Outrage as officers charged with misdemeanours after Black man paralysed

Prisoner Paralyzed Connecticut (New Haven Register)
Prisoner Paralyzed Connecticut (New Haven Register)

Five police officers in Connecticut have been charged with misdemeanours after Randy Cox, a Black man they had arrested, was left paralyzed after they transported him in a police van.

The charges have caused a stir on social media, with some users criticising the charges as insufficient when weighed against the suffering endured by Mr Cox.

On 19 June, Mr Cox was being transported in a police van for processing related to a weapons charge when the van’s drive slammed on the brakes, reportedly to avoid a collision, according to the Associated Press. The braking caused Mr Cox to slam headfirst into the walls of the van.

Mr Cox claims he pleaded for help and said he could not move. The officers in the van allegedly mocked him and accused him of faking his injuries and being drunk. He was then allegedly dragged by officers out of the van and into a holding cell.

The five officers now face reckless endangerment and cruelty to persons misdemeanour charges.

Mr Cox reportedly suffered a spinal injury during the incident and has been permanently paralyzed below the neck, according to the New Haven Register.

In response to the story making the rounds on Twitter, many critics have voiced their thoughts about Mr Cox and the officers involved.

"WTF ‘A misdemeanous is typically a crime punishable by less than 12 months in jail. Community service, probation, fines, and imprisonment for less than a year are commonly issued punishments for misdemeanours,’" a Twitter user going by Paul Mick wrote. "Randy Cox will be disabled for life."

Another user, going by the name John, questioned if the outcome would be the same had the roles been reversed.

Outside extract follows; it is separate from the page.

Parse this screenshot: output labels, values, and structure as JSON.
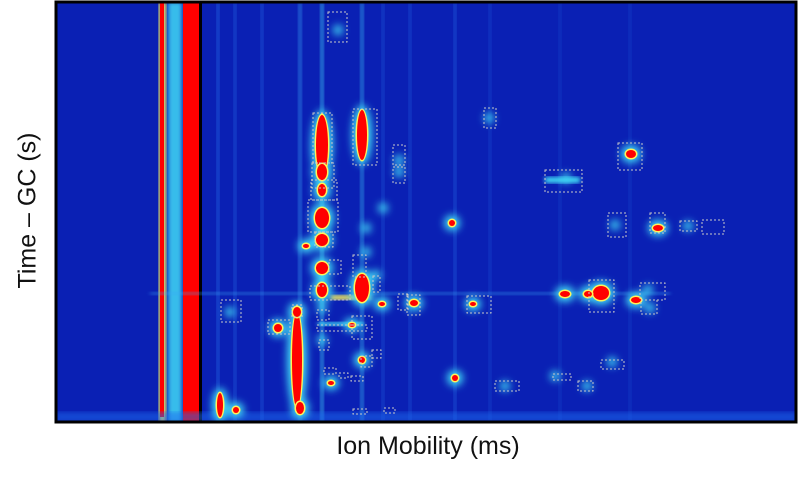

"So if I threw a cop in the back of a van and did the same thing, it will only be a misdemeanour?" he asked rhetorically.

A third user expressed shock at the charges, claiming "animals get treated better."

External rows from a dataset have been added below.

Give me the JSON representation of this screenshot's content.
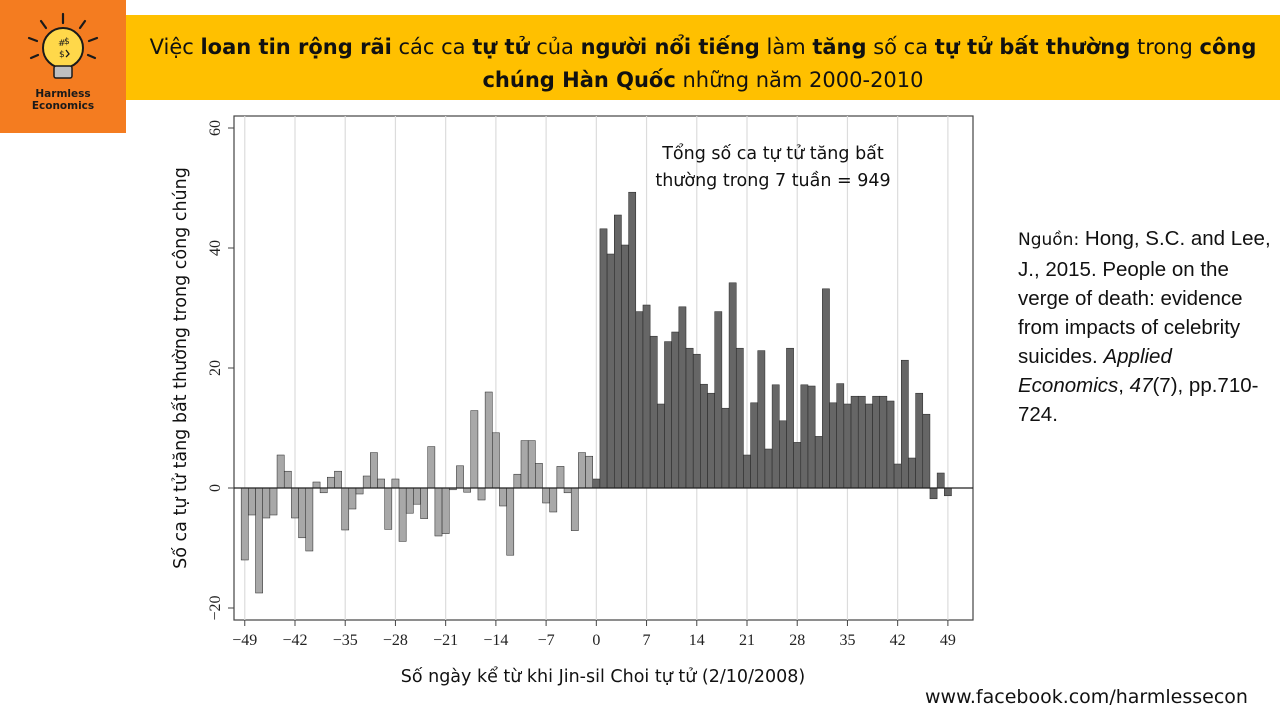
{
  "logo": {
    "line1": "Harmless",
    "line2": "Economics",
    "icon": "lightbulb-icon"
  },
  "banner": {
    "segments": [
      {
        "t": "Việc ",
        "b": false
      },
      {
        "t": "loan tin rộng rãi",
        "b": true
      },
      {
        "t": " các ca ",
        "b": false
      },
      {
        "t": "tự tử",
        "b": true
      },
      {
        "t": " của ",
        "b": false
      },
      {
        "t": "người nổi tiếng",
        "b": true
      },
      {
        "t": " làm ",
        "b": false
      },
      {
        "t": "tăng",
        "b": true
      },
      {
        "t": " số ca ",
        "b": false
      },
      {
        "t": "tự tử bất thường",
        "b": true
      },
      {
        "t": " trong ",
        "b": false
      },
      {
        "t": "công chúng Hàn Quốc",
        "b": true
      },
      {
        "t": " những năm 2000-2010",
        "b": false
      }
    ]
  },
  "source": {
    "label": "Nguồn:",
    "text1": " Hong, S.C. and Lee, J., 2015. People on the verge of death: evidence from impacts of celebrity suicides. ",
    "journal": "Applied Economics",
    "comma": ", ",
    "volume": "47",
    "rest": "(7), pp.710-724."
  },
  "footer": {
    "url": "www.facebook.com/harmlessecon"
  },
  "colors": {
    "logo_bg": "#f47c20",
    "banner_bg": "#ffc000",
    "bar_before": "#a8a8a8",
    "bar_after": "#666666"
  },
  "chart_data": {
    "type": "bar",
    "title": "",
    "xlabel": "Số ngày kể từ khi Jin-sil Choi tự tử (2/10/2008)",
    "ylabel": "Số ca tự tử tăng bất thường trong công chúng",
    "annotation": [
      "Tổng số ca tự tử tăng bất",
      "thường trong 7 tuần = 949"
    ],
    "xlim": [
      -50.5,
      52.5
    ],
    "ylim": [
      -22,
      62
    ],
    "xticks": [
      -49,
      -42,
      -35,
      -28,
      -21,
      -14,
      -7,
      0,
      7,
      14,
      21,
      28,
      35,
      42,
      49
    ],
    "xtick_labels": [
      "−49",
      "−42",
      "−35",
      "−28",
      "−21",
      "−14",
      "−7",
      "0",
      "7",
      "14",
      "21",
      "28",
      "35",
      "42",
      "49"
    ],
    "yticks": [
      -20,
      0,
      20,
      40,
      60
    ],
    "ytick_labels": [
      "−20",
      "0",
      "20",
      "40",
      "60"
    ],
    "grid": "vertical",
    "x_start": -49,
    "values": [
      -12,
      -4.5,
      -17.5,
      -5,
      -4.5,
      5.5,
      2.8,
      -5,
      -8.3,
      -10.5,
      1,
      -0.8,
      1.8,
      2.8,
      -7,
      -3.5,
      -1,
      2,
      5.9,
      1.5,
      -6.9,
      1.5,
      -8.9,
      -4.2,
      -2.7,
      -5.1,
      6.9,
      -8,
      -7.6,
      -0.3,
      3.7,
      -0.7,
      12.9,
      -2,
      16,
      9.2,
      -3,
      -11.2,
      2.3,
      7.9,
      7.9,
      4.1,
      -2.5,
      -4,
      3.6,
      -0.8,
      -7.1,
      5.9,
      5.3,
      1.5,
      43.2,
      39,
      45.5,
      40.5,
      49.3,
      29.4,
      30.5,
      25.3,
      14,
      24.4,
      26,
      30.2,
      23.3,
      22.3,
      17.3,
      15.8,
      29.4,
      13.3,
      34.2,
      23.3,
      5.5,
      14.2,
      22.9,
      6.5,
      17.2,
      11.2,
      23.3,
      7.6,
      17.2,
      17,
      8.6,
      33.2,
      14.2,
      17.4,
      14,
      15.3,
      15.3,
      14,
      15.3,
      15.3,
      14.5,
      4,
      21.3,
      5,
      15.8,
      12.3,
      -1.8,
      2.5,
      -1.3
    ]
  }
}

The officers involved turned themselves in to a state police barracks on Monday when the charges were announced. Each posted a $25,000 bond and are slated to return for an initial court date on 8 December, according to a police press release. All five have been placed on administrative leave.

The Independent has contacted Mr Cox’s attorney, Ben Crump, for comment.

Mr Cox’s family is suing New Haven for $100mn in a lawsuit that alleges the officers involved used excessive force, assaulted Mr Cox, denied him medical care and caused emotional distress.

Four of the officers involved have claimed qualified immunity from liability, according to the New Haven Register.

Qualified immunity protects government officials from civil lawsuits unless they have violated "clearly established statutory or constitutional rights of which a reasonable person would have known." The attorneys argued their clients should be exempt from the lawsuit because they did not violate any "clearly established" standards.

Thomas Katon, who is representing one of the officers, said that Mr Cox’s injuries were due to his "own negligence and carelessness" and were a "substantial factor" in his paralysis.